Guli II, Anders Zorn, etching, roughly 8 x 5 1/2 inches (20 x 15 cm). Link is to Bukowski’s auctions, which has a large image available from their page. I assume that the original of this particular impression is now in a private collection.
The etching is called Gulli II because the artist did a previous portrait etching of the same young woman, titled Gulli I. (Here is a print of that one in the Metropolitan Museum of Art.)
Anders Zorn, a remarkable Swedish painter who was active in the late 19th and early 20the centuries, is known for his beautiful portraits and genre scenes, as well as for his eponymous limited palette. He is less well known as a printmaker, but unjustly so.
In my opinion, he was among the best etchers in history, wielding his etching and drypoint needles with a simultaneous freedom and accuracy matched by few.
Look at the flurry of lines that make up the shading on the face — seemingly applied with casual abandon, some of their ends hooked with the sweep of the needle — then scroll back to the normal view and see how smoothly they blend into the delicate values of this sensitive portrait.
Even on the cheek on the shadowed side, where it appears that strokes have landed close to others, emphasizing some lines perhaps more definitively than he might have wanted were he trying to smooth out the tone more evenly, he still pulls off a rendering of the form that is believable.

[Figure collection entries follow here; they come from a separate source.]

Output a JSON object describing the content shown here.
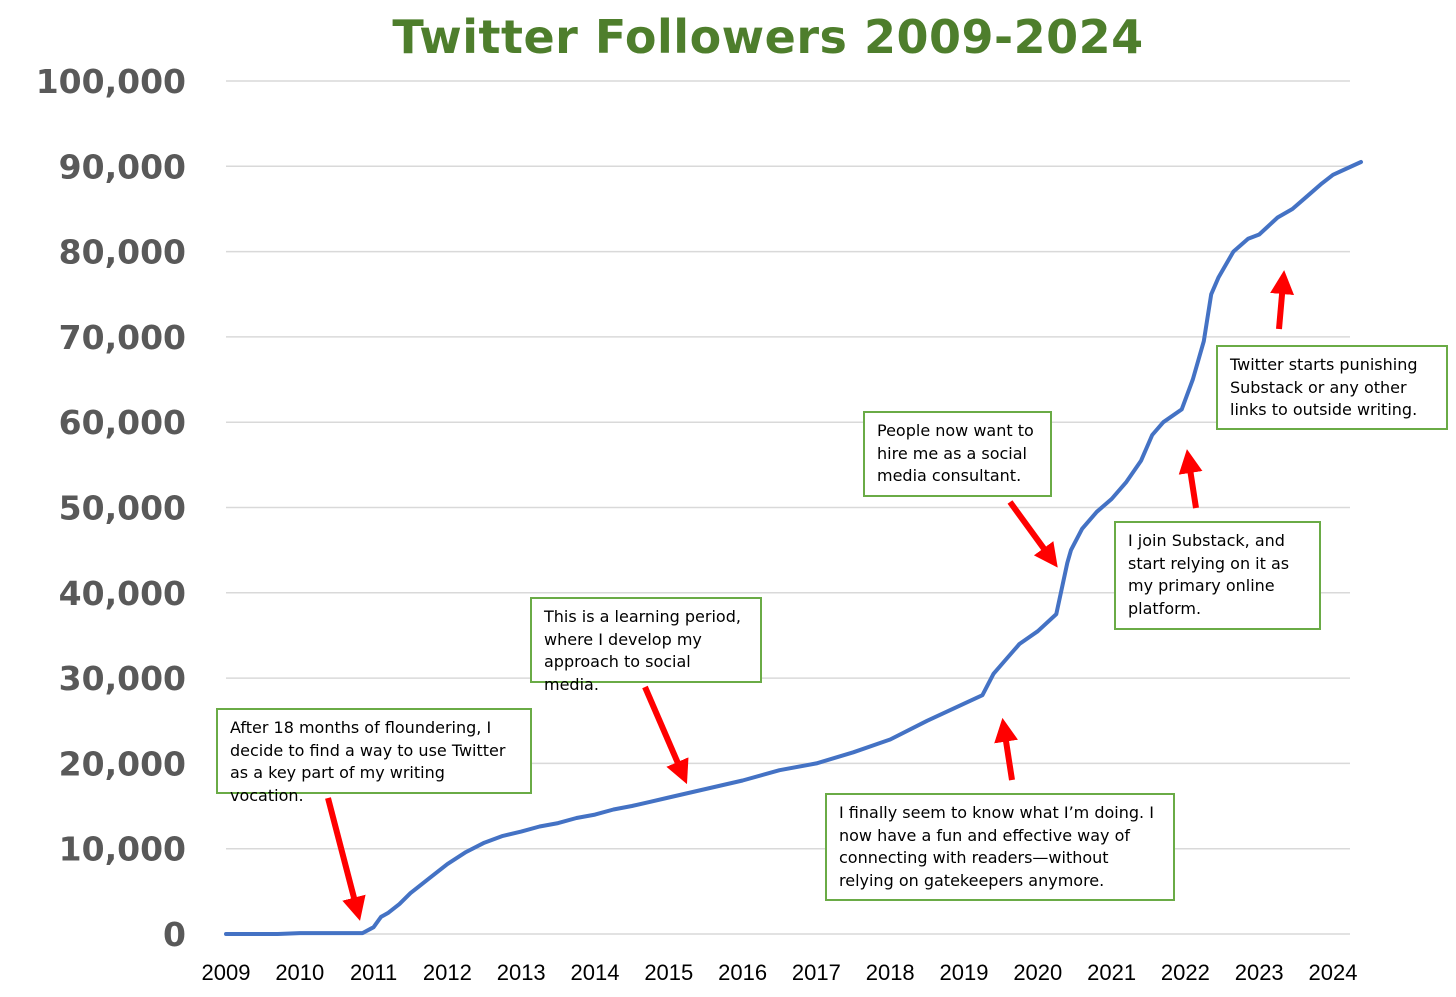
{
  "chart_data": {
    "type": "line",
    "title": "Twitter Followers 2009-2024",
    "xlabel": "",
    "ylabel": "",
    "xlim": [
      2009,
      2024.45
    ],
    "ylim": [
      0,
      100000
    ],
    "x_ticks": [
      "2009",
      "2010",
      "2011",
      "2012",
      "2013",
      "2014",
      "2015",
      "2016",
      "2017",
      "2018",
      "2019",
      "2020",
      "2021",
      "2022",
      "2023",
      "2024"
    ],
    "y_ticks": [
      "0",
      "10,000",
      "20,000",
      "30,000",
      "40,000",
      "50,000",
      "60,000",
      "70,000",
      "80,000",
      "90,000",
      "100,000"
    ],
    "grid": true,
    "legend": "none",
    "line_color": "#4472c4",
    "series": [
      {
        "x": [
          2009.0,
          2009.7,
          2010.0,
          2010.6,
          2010.85,
          2011.0,
          2011.1,
          2011.2,
          2011.35,
          2011.5,
          2011.75,
          2012.0,
          2012.25,
          2012.5,
          2012.75,
          2013.0,
          2013.25,
          2013.5,
          2013.75,
          2014.0,
          2014.25,
          2014.5,
          2014.75,
          2015.0,
          2015.5,
          2016.0,
          2016.5,
          2017.0,
          2017.5,
          2018.0,
          2018.5,
          2019.0,
          2019.25,
          2019.4,
          2019.55,
          2019.75,
          2020.0,
          2020.25,
          2020.4,
          2020.45,
          2020.6,
          2020.8,
          2021.0,
          2021.2,
          2021.4,
          2021.55,
          2021.7,
          2021.95,
          2022.1,
          2022.25,
          2022.35,
          2022.45,
          2022.65,
          2022.85,
          2023.0,
          2023.25,
          2023.45,
          2023.65,
          2023.85,
          2024.0,
          2024.2,
          2024.38
        ],
        "y": [
          0,
          0,
          100,
          100,
          100,
          800,
          2000,
          2500,
          3500,
          4800,
          6500,
          8200,
          9600,
          10700,
          11500,
          12000,
          12600,
          13000,
          13600,
          14000,
          14600,
          15000,
          15500,
          16000,
          17000,
          18000,
          19200,
          20000,
          21300,
          22800,
          25000,
          27000,
          28000,
          30500,
          32000,
          34000,
          35500,
          37500,
          43500,
          45000,
          47500,
          49500,
          51000,
          53000,
          55500,
          58500,
          60000,
          61500,
          65000,
          69500,
          75000,
          77000,
          80000,
          81500,
          82000,
          84000,
          85000,
          86500,
          88000,
          89000,
          89800,
          90500
        ]
      }
    ],
    "annotations": [
      {
        "lines": [
          "After 18 months of floundering, I",
          "decide to find a way to use Twitter",
          "as a key part of my writing vocation."
        ],
        "arrow_to": [
          2010.85,
          400
        ]
      },
      {
        "lines": [
          "This is a learning period,",
          "where I develop my",
          "approach to social media."
        ],
        "arrow_to": [
          2015.3,
          16500
        ]
      },
      {
        "lines": [
          "I finally seem to know what I’m doing. I",
          "now have a fun and effective way of",
          "connecting with readers—without",
          "relying on gatekeepers anymore."
        ],
        "arrow_to": [
          2019.5,
          26500
        ]
      },
      {
        "lines": [
          "People now want to",
          "hire me as a social",
          "media consultant."
        ],
        "arrow_to": [
          2020.35,
          42000
        ]
      },
      {
        "lines": [
          "I join Substack, and",
          "start relying on it as",
          "my primary online",
          "platform."
        ],
        "arrow_to": [
          2022.0,
          58000
        ]
      },
      {
        "lines": [
          "Twitter starts punishing",
          "Substack or any other",
          "links to outside writing."
        ],
        "arrow_to": [
          2023.35,
          79000
        ]
      }
    ],
    "colors": {
      "title": "#4e7e2c",
      "line": "#4472c4",
      "annotation_border": "#6aab46",
      "arrow": "#ff0000",
      "grid": "#d9d9d9",
      "y_tick_text": "#595959"
    }
  }
}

I have to think that his hatching was done with quick strokes, aiming to capture the feeling rather than allowing caution to weigh down the effect of spontaneity.
Notice also, how few lines he has used to create the planes of the lit side of the face, and yet how definite the form is.
Despite the number of etched lines that make up this image, there are few, if any, that can be called outlines — even in the edges of the light and dark sides of the scarf where it meet’s the woman’s forehead.
Look at how the lips are formed. He’s etching like a painter.